Baleen whales used to have teeth. Paleontologists have known this for decades now, pulling one grinning mysticete after another from strata all over the world. But when did the ancestors of today's minkes and humpbacks make the switch from chomping their food to straining the seas? A new fossil whale found in the 30 million year old rock of South Carolina offers some new clues.

Up to now, there have been two competing hypotheses for how filter feeding evolved among the mysticete whales. One line of argument suggested that ancestral baleen whales were suction feeders and that this led to the loss of teeth and the subsequent evolution of baleen. The other was that whales started filter feeding before they lost their teeth, perhaps even using their dentition and baleen in tandem before the switch.
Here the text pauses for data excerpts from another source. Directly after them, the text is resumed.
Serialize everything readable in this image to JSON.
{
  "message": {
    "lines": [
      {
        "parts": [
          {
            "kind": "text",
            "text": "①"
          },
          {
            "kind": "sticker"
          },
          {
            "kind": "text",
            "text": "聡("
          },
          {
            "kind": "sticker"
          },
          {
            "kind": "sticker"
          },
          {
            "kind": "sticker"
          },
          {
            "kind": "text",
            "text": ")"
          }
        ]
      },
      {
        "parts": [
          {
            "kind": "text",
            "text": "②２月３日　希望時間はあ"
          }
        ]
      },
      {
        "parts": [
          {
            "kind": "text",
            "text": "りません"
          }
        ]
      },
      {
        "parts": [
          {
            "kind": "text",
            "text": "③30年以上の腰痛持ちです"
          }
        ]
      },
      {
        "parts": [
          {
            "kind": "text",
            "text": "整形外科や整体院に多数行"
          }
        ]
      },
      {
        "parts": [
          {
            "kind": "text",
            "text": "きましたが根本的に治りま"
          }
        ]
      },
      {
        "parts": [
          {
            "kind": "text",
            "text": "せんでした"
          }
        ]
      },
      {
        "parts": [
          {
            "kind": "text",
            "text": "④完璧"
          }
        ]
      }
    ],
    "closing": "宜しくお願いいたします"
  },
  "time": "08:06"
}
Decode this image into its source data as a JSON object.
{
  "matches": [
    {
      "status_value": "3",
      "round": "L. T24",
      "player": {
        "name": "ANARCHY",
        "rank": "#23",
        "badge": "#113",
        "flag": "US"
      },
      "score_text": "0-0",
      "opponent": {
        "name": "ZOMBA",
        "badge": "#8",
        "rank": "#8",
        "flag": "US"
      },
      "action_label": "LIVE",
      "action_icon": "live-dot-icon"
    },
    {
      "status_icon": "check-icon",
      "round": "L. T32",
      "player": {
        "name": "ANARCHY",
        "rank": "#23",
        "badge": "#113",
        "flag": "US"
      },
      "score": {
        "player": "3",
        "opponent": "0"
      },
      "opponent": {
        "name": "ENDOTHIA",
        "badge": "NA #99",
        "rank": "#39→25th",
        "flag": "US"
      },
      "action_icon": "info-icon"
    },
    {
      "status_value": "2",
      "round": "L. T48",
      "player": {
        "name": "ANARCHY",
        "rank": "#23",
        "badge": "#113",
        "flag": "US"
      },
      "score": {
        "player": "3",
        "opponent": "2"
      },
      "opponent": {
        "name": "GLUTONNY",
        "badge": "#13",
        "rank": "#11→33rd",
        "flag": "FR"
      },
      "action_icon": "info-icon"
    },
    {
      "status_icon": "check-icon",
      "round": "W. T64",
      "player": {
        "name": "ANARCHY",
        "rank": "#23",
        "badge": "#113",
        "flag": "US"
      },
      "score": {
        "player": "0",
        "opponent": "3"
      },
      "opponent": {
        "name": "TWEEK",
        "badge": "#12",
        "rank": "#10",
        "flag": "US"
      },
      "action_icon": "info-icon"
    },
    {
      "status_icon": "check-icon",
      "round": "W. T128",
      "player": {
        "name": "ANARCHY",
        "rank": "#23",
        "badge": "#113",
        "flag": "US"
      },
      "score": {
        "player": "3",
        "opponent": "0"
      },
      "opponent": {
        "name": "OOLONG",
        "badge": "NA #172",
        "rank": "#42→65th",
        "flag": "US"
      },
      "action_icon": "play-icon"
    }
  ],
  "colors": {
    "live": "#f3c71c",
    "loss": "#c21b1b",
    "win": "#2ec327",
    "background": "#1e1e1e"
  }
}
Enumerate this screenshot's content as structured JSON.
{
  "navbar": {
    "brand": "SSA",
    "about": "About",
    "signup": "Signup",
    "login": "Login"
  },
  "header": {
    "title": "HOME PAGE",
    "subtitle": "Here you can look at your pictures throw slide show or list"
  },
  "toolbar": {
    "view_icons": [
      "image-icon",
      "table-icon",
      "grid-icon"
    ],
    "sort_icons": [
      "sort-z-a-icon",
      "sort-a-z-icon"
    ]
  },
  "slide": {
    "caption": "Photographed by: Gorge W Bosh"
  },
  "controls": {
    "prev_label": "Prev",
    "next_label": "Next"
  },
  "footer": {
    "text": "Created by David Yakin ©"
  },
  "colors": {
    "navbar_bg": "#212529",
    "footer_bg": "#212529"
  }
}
The new evidence from Coronodon havensteini, described by paleontologist Jonathan Geisler and colleagues, supports the second hypothesis.

Even though Coronodon is only known from a skull, that fossil reveals a mammal that mixed the features of earlier, more predaceous whales and the baleen whales that would follow. Most important of all are its teeth. The whale's front teeth were suited to nabbing slippery prey, much like those of its ancestors, but Gesiler and coauthors found that the molars of Coronodon formed slots that could have strained small morsels out of the water. This was filter feeding before baleen.

Whale
The skull and teeth of Coronodon (with the early whale Zygorhiza included for comparison at C). Credit: Geisler et al 2017

Fossil Facts

Name: Coronodon havensteini

Meaning: Coronodon means "crown tooth", while havensteini honors the fossil's discoverer Mark Havenstein.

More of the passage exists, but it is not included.